Sometimes, what we consider ‘normal’ may actually be destructive to you or the others. Being mature would mean being able to understand and handle your emotions without escalating them and resorting to a blame game. Ask yourself questions such as “ Am i leading a fulfilling, meaningful and intimate relationship? Am i feeling healthy? All of us have issues from the past, and the only way out of them is through. Have the courage to face them and seek outside help if needed.
In another article (setting boundaries) I had mentioned about how important it is to sit up and take charge of your lives. It is necessary to reach out and claim what you rightfully deserve in the relationship, by being able to receive as much as be able to give. Live your relationship in mutual respect and do not allow anyone to treat you like a doormat. Do not let your relationship die from silence, from unspoken words and from being complacent when you could have responded.
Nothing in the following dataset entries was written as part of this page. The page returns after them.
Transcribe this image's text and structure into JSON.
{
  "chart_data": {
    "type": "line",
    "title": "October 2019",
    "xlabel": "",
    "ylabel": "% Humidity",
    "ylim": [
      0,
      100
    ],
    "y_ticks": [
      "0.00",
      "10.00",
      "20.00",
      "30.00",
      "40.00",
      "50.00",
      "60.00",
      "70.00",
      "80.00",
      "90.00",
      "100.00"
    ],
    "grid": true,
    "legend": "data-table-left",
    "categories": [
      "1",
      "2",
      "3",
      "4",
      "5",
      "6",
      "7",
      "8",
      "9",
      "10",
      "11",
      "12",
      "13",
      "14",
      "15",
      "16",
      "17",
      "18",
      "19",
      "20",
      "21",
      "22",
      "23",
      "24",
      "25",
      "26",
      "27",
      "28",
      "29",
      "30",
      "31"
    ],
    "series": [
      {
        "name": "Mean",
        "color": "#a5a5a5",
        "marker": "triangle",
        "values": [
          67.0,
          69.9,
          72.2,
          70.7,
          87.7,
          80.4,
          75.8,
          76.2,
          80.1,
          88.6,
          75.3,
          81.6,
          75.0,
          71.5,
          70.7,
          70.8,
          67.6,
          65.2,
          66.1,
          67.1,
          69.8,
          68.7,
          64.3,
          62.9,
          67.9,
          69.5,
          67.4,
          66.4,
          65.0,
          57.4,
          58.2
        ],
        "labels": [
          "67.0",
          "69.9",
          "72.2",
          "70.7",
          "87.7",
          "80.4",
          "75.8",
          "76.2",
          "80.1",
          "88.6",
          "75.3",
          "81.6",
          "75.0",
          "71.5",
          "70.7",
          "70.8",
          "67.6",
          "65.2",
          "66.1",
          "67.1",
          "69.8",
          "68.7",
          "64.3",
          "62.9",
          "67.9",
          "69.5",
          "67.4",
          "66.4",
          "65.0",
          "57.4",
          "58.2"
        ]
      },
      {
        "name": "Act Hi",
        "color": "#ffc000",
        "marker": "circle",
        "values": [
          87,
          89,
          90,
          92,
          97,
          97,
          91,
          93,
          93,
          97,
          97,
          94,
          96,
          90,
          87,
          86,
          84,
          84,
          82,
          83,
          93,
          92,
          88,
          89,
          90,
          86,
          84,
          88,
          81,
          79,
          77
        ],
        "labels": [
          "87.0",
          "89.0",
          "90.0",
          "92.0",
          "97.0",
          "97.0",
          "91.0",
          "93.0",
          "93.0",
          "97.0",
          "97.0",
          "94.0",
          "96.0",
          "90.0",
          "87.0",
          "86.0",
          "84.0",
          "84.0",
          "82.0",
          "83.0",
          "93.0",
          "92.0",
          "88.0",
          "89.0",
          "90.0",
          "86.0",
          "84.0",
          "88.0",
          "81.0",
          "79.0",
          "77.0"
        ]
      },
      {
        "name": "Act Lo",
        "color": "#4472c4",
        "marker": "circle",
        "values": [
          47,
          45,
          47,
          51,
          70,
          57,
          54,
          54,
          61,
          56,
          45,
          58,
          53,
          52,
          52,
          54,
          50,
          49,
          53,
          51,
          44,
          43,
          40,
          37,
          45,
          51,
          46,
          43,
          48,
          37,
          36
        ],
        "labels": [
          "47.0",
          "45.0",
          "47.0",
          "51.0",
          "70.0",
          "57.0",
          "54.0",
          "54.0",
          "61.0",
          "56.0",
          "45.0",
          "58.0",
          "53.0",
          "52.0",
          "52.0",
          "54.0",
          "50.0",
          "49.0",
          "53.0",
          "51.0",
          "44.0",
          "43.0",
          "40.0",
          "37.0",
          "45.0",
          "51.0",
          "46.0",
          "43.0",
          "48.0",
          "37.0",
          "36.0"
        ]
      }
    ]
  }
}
Your Needs Also Come First
Me-time is very crucial for a relationship. It is common to underestimate the importance of going out and enjoying time with friends and family without your partner. Yes, You can ask your partner to help you meet your needs, but if they are unable to do so at that time, please don’t see it as rejection. Instead see it as an opportunity to be self-reliant when it is necessary. Remember, if you are constantly in your partner’s face, they will resent it and so will you.
Your Internal Voice Matters
Find some time every day to get quiet and meditate on your relationship. Does it help you grow? Make some clear space in your head so you can listen to the voice of your intuition. It is very easy to get drowned in the opinions of family and friends when things look bleak, but it is even better to rise above and listen to your heart. It knows well.